ReplyDeleteAnother way to get more processing power is using P2P, for multiplayer games anyway. Especialy useful if you can convince idle users to keep their machines running (i.e. EVE mining).
ReplyDeleteObviously it has issues(like trust) and makes everything that much more complicated to manage, but it could have great rewards.
@John: P2P is very appealing. I have considered it for hosting the world data files. As the player moves, the data for the next cells could come from other players instead of coming from a server. A karma system could encourage you to leave the a portion of the client running so other players can be served while you don't play.
ReplyDeleteSecurity is not a big concern for static data. I could use some sort of asymmetric signature to make sure the files are the really the originals.
What I did not like about it was that latency could bee too high. I would still need to involve a server to coordinate p2p transfers and make sure karma is honored, then it cannot be really guaranteed peers will respond in a timely manner.
But I have very little experience with P2P. I may be wrong and missing on a great solution.
I was imagining sharing the generation of data, rather than just bandwidth, although that's obviously not useful for your system. Your way does solve the trust problem though.
ReplyDeleteFor latency, if you could try requesting small chunks of data at a time, then you can easily use multiple peers and swap out slow peers without losing much time/data.
I don't have much P2P experience either. I suspect there is a great solution there, maybe organising data requests with something like OpenCL events, but it'd probably take more time than 1 person has to invest when it's only a small part of their project.

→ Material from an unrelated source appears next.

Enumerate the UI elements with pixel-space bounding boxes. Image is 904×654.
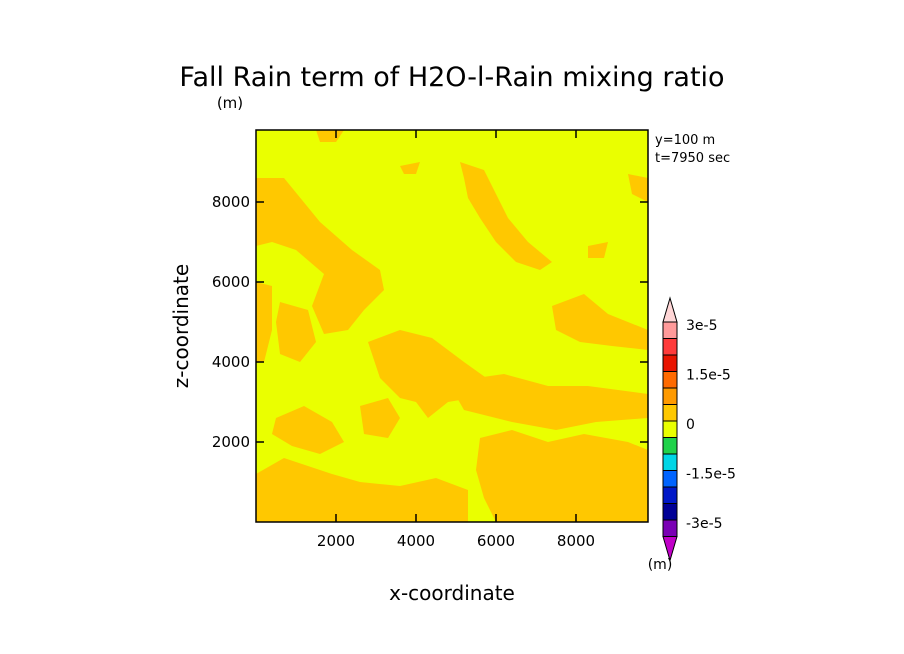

Your mention of OnLive along with huge data sets is interesting. It wouldn't work for your own hobby project, of course, but for a game specifically targeting OnLive as its primary platform you could get away with some insanely huge datasets. All the OnLive servers could read from a single copy of all the game's static world data, so you you get away with a space requirement that would be impossible if each system needed it. And streaming data from a server isn't that hard when the server is in the same room.
ReplyDelete@Squash: This may be a viable future for a popular MMO franchise like WoW. RPG won't be killed by the small latency added by server-side rendering. WoW will get a lot of users, investing in that kind of infra-structure would not be a problem for them. It would allow for a very rich and detailed world, unlike anything we have seen. Think of movie CGI quality level. It could be experienced by anyone, even in mobiles and tablets. Network issues affecting multiplayer gameplay would be gone, you could have massive raids where thousands of players take place. A new age of gaming, and the technology is already proven. It is a matter of time and will.